Yoseline Angel; Matthew F McCabe

doi:10.3389/fpls.2022.722442

Machine Learning Strategies for the Retrieval of Leaf-Chlorophyll Dynamics: Model Choice, Sequential Versus Retraining Learning, and Hyperspectral Predictors

Front Plant Sci. 2022 Mar 11:13:722442. doi: 10.3389/fpls.2022.722442. eCollection 2022.

Authors

Yoseline Angel¹, Matthew F McCabe¹

Affiliation

¹ Hydrology, Agriculture and Land Observation Group, Water Desalination and Reuse Center, King Abdullah University of Science and Technology, Thuwal, Saudi Arabia.

Abstract

Monitoring leaf Chlorophyll (Chl) in-situ is labor-intensive, limiting representative sampling for detailed mapping of Chl variability at field scales across time. Unmanned aeria-l vehicles (UAV) and hyperspectral cameras provide flexible platforms for observing agricultural systems, overcoming this spatio-temporal sampling constraint. Here, we evaluate a customized machine learning (ML) workflow to retrieve multi-temporal leaf-Chl levels, combining sub-centimeter resolution UAV-hyperspectral imagery (400-1,000 nm) with leaf-level reflectance spectra and SPAD measurements, capturing temporal correlations, selecting relevant predictors, and retrieving accurate results under different conditions. The study is performed within a phenotyping experiment to monitor wild tomato plants' development. Several analyses were conducted to evaluate multiple ML strategies, including: (1) exploring sequential versus retraining learning; (2) comparing insights gained from using 272 spectral bands versus 60 pigment-based vegetation indices (VIs); and (3) assessing six regression methods (linear, partial-least-square regression; PLSR, decision trees, support vector, ensemble trees, and Gaussian process; GPR).
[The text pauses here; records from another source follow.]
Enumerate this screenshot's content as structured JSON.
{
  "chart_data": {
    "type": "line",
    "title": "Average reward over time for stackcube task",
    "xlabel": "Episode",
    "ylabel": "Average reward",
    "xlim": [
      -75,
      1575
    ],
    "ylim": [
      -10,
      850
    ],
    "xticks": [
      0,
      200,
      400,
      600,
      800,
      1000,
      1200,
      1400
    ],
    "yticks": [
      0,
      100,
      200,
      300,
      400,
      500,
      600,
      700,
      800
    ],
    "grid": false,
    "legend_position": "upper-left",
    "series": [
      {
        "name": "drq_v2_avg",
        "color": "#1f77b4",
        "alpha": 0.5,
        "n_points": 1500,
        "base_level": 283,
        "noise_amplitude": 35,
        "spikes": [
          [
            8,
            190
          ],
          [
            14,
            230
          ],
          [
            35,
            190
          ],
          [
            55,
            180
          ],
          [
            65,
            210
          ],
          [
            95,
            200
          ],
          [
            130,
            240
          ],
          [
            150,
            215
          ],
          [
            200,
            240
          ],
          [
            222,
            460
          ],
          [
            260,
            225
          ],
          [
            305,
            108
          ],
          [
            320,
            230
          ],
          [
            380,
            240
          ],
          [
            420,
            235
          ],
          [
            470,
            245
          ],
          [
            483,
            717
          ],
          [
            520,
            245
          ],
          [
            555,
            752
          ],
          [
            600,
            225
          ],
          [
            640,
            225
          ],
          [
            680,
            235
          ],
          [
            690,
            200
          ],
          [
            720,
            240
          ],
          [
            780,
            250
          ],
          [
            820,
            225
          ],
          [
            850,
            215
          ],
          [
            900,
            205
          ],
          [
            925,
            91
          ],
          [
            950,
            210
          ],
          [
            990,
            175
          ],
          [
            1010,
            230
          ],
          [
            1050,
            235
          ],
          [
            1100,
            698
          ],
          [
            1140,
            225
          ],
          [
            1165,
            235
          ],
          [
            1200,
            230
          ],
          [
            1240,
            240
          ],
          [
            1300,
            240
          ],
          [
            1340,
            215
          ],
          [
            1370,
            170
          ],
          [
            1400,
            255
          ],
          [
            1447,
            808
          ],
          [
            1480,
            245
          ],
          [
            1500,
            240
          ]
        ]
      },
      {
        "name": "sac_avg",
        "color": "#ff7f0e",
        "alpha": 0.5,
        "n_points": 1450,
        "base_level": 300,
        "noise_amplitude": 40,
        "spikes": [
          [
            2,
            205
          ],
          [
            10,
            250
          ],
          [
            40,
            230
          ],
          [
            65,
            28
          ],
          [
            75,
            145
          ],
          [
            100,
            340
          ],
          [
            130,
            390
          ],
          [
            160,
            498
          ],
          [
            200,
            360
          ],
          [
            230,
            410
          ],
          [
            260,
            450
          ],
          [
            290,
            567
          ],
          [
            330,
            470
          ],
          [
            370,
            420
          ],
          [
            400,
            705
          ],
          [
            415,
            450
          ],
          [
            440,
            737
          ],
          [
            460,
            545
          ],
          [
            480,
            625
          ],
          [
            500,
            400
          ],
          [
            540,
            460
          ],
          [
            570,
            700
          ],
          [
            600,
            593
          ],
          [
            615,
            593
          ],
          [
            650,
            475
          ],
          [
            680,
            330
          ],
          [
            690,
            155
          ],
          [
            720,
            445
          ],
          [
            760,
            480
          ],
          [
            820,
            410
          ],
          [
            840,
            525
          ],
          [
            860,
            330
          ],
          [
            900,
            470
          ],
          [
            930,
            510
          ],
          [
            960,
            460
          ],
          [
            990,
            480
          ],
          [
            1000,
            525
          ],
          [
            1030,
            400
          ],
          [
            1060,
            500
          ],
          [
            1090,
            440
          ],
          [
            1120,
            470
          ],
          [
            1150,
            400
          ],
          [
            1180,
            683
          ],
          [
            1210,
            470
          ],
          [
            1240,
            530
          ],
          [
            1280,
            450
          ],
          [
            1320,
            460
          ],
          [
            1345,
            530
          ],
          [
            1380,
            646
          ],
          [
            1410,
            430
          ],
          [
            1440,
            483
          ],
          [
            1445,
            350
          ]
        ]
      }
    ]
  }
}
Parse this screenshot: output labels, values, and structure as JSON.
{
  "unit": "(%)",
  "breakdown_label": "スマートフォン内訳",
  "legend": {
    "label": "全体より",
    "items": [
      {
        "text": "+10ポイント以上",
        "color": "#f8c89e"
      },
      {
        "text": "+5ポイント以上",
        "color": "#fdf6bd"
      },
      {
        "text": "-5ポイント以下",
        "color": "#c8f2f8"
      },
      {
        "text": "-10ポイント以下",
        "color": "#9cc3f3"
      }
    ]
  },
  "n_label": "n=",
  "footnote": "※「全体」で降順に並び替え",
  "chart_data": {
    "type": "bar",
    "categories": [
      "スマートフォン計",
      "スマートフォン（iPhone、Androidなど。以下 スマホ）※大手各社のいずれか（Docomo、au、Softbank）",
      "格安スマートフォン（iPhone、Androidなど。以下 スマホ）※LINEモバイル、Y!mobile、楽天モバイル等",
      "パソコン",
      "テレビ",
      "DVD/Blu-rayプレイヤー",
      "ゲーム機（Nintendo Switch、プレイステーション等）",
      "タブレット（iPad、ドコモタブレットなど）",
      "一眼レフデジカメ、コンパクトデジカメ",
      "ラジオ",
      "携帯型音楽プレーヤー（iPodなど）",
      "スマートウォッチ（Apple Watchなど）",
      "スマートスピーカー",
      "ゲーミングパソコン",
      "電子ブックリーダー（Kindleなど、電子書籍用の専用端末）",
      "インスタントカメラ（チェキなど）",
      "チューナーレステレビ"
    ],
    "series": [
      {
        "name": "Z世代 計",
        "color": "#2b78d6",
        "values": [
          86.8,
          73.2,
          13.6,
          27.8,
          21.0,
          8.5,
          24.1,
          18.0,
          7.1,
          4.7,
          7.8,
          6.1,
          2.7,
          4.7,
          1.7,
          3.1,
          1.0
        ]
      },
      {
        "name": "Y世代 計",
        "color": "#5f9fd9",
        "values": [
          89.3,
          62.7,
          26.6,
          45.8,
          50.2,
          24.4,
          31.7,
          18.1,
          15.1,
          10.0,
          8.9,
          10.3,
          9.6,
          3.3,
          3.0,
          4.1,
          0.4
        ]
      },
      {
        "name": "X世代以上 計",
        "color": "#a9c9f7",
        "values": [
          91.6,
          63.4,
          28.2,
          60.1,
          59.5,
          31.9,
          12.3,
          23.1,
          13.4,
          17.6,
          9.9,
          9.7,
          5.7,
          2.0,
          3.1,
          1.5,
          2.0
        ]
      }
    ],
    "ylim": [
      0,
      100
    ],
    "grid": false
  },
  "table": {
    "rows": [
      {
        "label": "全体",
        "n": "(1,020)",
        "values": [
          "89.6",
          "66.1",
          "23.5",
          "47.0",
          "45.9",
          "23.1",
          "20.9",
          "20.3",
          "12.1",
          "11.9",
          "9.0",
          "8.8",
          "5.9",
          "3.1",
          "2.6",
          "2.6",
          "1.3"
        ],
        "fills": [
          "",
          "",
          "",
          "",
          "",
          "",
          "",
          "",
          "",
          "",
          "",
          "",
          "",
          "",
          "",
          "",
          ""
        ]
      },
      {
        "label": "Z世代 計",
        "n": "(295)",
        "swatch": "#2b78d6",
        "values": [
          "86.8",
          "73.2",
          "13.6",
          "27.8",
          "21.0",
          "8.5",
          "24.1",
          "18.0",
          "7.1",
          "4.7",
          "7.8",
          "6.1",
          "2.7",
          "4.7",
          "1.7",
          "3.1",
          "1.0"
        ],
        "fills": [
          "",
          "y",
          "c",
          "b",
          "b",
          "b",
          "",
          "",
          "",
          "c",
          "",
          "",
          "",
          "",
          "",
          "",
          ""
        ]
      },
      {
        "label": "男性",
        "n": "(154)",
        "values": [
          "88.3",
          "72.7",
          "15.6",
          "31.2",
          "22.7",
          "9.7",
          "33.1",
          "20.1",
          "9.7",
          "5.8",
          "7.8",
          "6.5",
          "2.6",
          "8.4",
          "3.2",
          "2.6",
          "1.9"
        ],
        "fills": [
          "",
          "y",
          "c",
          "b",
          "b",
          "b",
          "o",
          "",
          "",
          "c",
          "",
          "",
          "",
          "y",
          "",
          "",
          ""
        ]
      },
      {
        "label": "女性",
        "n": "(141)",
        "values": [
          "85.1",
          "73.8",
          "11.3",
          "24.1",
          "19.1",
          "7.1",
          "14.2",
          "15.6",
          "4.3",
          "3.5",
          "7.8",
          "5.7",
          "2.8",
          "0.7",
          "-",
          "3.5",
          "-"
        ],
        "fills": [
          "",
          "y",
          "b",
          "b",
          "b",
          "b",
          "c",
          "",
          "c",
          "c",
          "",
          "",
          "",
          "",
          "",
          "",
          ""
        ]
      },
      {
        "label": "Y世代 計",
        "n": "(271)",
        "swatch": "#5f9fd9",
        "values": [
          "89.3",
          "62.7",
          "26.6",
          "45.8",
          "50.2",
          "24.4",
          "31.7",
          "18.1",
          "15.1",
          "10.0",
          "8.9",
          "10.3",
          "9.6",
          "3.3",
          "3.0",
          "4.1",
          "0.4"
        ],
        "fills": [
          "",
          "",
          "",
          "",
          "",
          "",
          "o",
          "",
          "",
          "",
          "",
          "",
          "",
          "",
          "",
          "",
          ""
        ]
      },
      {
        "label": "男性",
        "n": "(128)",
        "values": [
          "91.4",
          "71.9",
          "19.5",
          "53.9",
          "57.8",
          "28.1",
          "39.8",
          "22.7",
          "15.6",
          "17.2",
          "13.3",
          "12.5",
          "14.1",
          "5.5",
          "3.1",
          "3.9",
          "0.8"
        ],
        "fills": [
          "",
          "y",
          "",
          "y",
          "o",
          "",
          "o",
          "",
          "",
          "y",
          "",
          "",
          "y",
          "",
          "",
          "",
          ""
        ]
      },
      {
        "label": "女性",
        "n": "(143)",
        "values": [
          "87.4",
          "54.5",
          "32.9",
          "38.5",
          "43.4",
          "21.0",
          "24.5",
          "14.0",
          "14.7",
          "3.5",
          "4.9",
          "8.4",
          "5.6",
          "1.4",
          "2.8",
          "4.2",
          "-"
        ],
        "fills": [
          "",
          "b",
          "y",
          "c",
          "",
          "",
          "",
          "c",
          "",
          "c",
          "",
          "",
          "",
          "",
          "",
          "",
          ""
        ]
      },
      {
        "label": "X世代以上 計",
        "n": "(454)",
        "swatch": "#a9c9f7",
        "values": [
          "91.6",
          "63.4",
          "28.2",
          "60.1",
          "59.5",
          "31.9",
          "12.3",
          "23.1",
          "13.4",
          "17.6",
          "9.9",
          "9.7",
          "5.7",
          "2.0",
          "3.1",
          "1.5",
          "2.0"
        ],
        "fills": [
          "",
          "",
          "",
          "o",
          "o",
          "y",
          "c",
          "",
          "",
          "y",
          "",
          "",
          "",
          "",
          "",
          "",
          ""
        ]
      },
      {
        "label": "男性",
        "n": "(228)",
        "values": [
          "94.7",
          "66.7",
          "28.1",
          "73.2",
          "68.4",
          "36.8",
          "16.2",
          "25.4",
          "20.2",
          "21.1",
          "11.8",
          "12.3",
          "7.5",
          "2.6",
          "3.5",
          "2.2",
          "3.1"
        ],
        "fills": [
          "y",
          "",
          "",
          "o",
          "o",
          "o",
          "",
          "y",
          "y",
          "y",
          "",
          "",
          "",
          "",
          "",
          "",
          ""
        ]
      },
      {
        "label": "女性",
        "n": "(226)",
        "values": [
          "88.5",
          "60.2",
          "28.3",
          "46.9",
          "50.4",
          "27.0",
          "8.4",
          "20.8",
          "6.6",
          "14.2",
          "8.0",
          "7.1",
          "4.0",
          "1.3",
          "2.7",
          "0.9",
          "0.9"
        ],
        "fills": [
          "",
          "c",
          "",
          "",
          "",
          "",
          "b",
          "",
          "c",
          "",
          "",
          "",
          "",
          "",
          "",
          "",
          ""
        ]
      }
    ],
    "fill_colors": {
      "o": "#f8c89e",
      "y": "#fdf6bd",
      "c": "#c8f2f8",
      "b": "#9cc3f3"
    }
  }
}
Goodness-of-fit (R ²) and accuracy metrics (MAE, RMSE) were determined using training/testing and validation data subsets to assess the models' performance. Overall, while equally good performance was obtained using either PLSR, GPR, or random forest, results show: (1) the retraining strategy improved the ability of most of the approaches to model SPAD-based Chl dynamics; (2) comparative analysis between retrievals and validation data distributions informed the models' ability to capture Chl dynamics through SPAD levels; (3) VI predictors slightly improved R ² (e.g., from 0.59 to 0.74 units for GPR) and accuracy (e.g., MAE and RMSE differences of up to 2 SPAD units) in specific algorithms; (4) feature importance examined through these methods, revealed strong overlaps between relevant bands and VI predictors, highlighting a few decisive spectral ranges and indices useful for retrieving leaf-Chl levels. The proposed ML framework allows the retrieval of high-quality spatially distributed and multi-temporal SPAD-based chlorophyll maps at an ultra-high pixel resolution (e.g., 7 mm).

Keywords: SPAD – leaf greenness; UAV; chlorophyll; digital phenotyping; hyperspectral image; machine learning; multitemporal analyses; vegetation indices.